Я ничего, ровным счетом ничего не понимала в этой любовной материи. Дала себе слово: никогда не путаться с женатыми мужиками. Сегодня смешно об этом вспоминать. Когда мы встретились с Андреем, он был со своей женой официально разведен, но еще много лет не мог решить для себя вопрос, кто же его жена: может, та, разведенная, может, я… сколько лет ушло у него на то, чтобы разобраться.
Моя мама умерла раньше, чем жена Бориса. Тринадцать лет длилось их тайное счастье. У этой любви был свой режим: каждый день, кроме выходных и праздничных, они встречались в восемь утра возле магазина “Мясо” на Пушкинской площади и шли бульварами до Солянки. Потом он ехал на смену.

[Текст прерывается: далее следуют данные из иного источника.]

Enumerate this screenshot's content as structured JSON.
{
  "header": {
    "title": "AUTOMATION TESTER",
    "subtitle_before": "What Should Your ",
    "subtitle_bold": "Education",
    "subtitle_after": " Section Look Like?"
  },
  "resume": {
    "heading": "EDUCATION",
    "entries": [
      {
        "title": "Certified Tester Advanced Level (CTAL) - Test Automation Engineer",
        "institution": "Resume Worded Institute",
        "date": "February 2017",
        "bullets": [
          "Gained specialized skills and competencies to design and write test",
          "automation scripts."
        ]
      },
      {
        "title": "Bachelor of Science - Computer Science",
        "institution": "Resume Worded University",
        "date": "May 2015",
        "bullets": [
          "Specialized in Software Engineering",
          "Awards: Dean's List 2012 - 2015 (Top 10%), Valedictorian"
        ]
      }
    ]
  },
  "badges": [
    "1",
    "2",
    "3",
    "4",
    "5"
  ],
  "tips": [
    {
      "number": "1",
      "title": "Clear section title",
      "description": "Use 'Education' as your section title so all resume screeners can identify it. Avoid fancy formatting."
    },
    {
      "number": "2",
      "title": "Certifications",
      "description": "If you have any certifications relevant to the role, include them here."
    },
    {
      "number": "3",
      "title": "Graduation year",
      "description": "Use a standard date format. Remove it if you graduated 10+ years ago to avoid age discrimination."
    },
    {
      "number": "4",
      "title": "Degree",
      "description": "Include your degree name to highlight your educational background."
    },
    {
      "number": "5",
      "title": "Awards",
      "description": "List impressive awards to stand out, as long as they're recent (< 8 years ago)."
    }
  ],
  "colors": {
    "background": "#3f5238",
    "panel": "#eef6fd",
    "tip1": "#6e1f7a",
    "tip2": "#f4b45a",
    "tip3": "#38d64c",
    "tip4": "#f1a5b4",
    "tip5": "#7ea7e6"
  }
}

После двух лет тайных встреч, после маминого развода с моим отцом, Борис стал приходить к нам домой, в нашу коммуналку.
Мама обычно заканчивала работу в три, брала такси и мчалась домой, а он прибегал в это время как раз на перерыв между сменами. Если в тот день была только одна смена, то он оставался, мы обедали, потом мне велено было гулять где мне угодно, но домой не соваться до шести. Если у него была еще и вечерняя смена, мама встречала его возле дверей его студии, и они вместе ехали от Новослободской до Павелецкой, а потом он провожал ее до Новослободской, а потом она снова ехала с ним до Павелецкой… и так тринадцать лет.